City officials are floating a proposal that would essentially make up some of that loss by changing the way Glendale Water & Power is charged for certain water and electric services. It just so happens, they say, that the water utility was being undercharged all these years, so by shifting $2 million in expenses to the water side, they can pull the same amount more over from the electricity side to the General Fund as they work to bridge an $18-million gap.

Never mind that this convenient revelation came just weeks after attorneys put the kibosh on what had been a $4.2-million transfer from water utility revenues last year.
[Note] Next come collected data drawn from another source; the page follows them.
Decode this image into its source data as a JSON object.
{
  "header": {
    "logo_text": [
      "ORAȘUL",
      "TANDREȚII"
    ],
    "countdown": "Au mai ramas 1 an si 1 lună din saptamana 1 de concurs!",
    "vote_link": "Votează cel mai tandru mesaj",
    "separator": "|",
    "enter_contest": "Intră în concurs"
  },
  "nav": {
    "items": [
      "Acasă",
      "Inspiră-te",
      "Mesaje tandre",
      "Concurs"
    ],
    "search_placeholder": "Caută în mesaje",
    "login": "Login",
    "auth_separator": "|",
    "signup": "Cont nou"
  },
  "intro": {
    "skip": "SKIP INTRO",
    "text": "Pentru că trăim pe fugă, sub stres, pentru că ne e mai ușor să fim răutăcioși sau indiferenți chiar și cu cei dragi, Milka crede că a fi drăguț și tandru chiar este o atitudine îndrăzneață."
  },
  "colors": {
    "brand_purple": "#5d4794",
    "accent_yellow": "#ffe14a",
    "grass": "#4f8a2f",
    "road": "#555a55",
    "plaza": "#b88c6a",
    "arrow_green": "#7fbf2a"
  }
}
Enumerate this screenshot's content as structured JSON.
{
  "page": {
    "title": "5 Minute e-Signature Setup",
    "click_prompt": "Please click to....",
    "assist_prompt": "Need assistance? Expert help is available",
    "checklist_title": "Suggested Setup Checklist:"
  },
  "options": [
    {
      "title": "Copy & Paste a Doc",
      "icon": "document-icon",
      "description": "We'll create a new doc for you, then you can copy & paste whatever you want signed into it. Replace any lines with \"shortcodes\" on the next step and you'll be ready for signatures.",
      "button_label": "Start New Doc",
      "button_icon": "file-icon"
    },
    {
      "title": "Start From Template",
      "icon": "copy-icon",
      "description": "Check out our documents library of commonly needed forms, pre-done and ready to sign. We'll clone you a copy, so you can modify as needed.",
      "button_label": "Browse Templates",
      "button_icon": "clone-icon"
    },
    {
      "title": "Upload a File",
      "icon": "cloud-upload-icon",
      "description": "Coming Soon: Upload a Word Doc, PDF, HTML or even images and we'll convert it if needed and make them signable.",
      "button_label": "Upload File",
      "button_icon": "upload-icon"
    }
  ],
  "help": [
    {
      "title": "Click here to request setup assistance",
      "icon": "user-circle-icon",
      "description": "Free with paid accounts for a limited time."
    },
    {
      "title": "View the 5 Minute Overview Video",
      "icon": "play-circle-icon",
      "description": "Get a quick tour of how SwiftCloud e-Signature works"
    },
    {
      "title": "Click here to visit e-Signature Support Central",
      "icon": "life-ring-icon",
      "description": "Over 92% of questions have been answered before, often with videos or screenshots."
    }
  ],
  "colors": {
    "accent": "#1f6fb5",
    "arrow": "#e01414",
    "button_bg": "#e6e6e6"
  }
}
The timing reeks of just another political shell game used to lean on Glendale Water & Power as much as possible — without going directly to the source of what we all know is the real budget issue: employee costs.

The City Council is understandably doing all it can to avoid heavy impacts to employees, but the fact of the matter remains that the city-owned utility can be tapped only as a cash cow for so long. Glendale Water & Power has its own obligations and expensive environmental mandates and infrastructure plans.

City Hall must address employee costs — salaries and retirement benefits — if it intends to make any real headway toward budget stability. The Glendale Water & Power crutch can only withstand so much weight.